Signaltechnik, Streaming: 14.08.2013

DVEO Mamba: Live-IP-Streaming

Mit Mamba von DVEO lassen sich mehrere Videostreams in Echtzeit via Internet übertragen. Die Streams können dann mit einer IPTV-Set-Top-Box oder mobilen Endgeräten, wie beispielsweise Smartphones und Tablet-PCs, angeschaut werden.

DVEO bietet den Mamba mit unterschiedlichen Anschlussoptionen an: In der Standardversion Mamba DIG/IP besitzt das Gerät zwei Inputs für unkomprimiertes SD- bzw. HD-SDI. Alternativ gibt es noch das Modell Mamba HDMI/IP mit einem HDMI-Input sowie die Variante Mamba CVBS/IP mit vier analogen Composite-Eingängen. Jede Mamba-Version besitzt zudem einen Input für IP-Signale.

Aus den Eingangssignalen kann Mamba simultan mehrere Videoströme generieren. Beispielsweise ist die gleichzeitige Ausgabe von zwei Streams mit einer Auflösung von 1080i/p möglich. Genauso lässt sich die Ausgabe eines 1080i/p-Streams mit einem 720p-Stream kombinieren. In SD-Auflösung können bis zu sechs Streams gleichzeitig übertragen werden. Mamba besitzt einen integrierten Up- / Downscaler, um beispielsweise ein HD-SDI-Signal mit SD-Auflösung verschicken zu können. Für jeden einzelnen Stream sind zudem unterschiedliche Datenraten wählbar.

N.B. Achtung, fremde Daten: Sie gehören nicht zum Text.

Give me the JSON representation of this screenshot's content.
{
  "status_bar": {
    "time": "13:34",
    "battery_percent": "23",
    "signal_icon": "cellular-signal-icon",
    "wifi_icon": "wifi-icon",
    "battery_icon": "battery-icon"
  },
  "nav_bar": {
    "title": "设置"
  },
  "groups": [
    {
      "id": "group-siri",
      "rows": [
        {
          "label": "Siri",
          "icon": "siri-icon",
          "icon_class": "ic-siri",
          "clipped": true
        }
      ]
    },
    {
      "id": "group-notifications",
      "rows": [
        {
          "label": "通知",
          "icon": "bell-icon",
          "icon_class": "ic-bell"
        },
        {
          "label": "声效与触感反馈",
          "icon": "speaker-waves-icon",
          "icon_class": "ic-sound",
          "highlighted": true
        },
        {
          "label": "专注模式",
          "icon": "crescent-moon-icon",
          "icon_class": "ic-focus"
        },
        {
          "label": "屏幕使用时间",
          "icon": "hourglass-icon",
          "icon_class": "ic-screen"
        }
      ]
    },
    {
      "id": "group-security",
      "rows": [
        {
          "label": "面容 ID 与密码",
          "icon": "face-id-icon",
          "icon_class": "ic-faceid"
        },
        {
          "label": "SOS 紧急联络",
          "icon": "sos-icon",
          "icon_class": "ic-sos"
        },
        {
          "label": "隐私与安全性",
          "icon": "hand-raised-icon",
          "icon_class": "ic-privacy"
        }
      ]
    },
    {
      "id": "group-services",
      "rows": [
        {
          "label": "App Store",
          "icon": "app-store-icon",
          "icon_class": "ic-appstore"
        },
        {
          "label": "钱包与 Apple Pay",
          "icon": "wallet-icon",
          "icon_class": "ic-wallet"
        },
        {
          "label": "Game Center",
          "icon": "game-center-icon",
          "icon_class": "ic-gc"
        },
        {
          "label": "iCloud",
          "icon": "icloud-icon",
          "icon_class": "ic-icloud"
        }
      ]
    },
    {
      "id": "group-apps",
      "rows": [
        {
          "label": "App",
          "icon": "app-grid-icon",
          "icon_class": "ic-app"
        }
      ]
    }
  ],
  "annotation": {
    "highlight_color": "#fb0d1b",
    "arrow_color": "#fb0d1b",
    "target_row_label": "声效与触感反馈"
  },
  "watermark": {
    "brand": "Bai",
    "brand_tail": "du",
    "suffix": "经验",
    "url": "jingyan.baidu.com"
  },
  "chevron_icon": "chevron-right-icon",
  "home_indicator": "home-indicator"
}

Zur Übertragung der Videobilder wird der H.264-Codec benutzt. Das System stellt zudem die gängigen Protokolle (z. B. UDP, RTP, IGMP) und Wrapper (z. B. HLS, RTMP, RTSP) zur Verfügung, mit welchen die kodierten Videoströme durch das Netz geschickt werden. Die generierten Streams können dann zum Beispiel von Smartphones, Tablets oder einem Content Delivery Network (CDN) empfangen werden. DVEO Mamba ist auch für den Einsatz in Kombination mit dem Eutelsat KA-Satelliten zertifiziert.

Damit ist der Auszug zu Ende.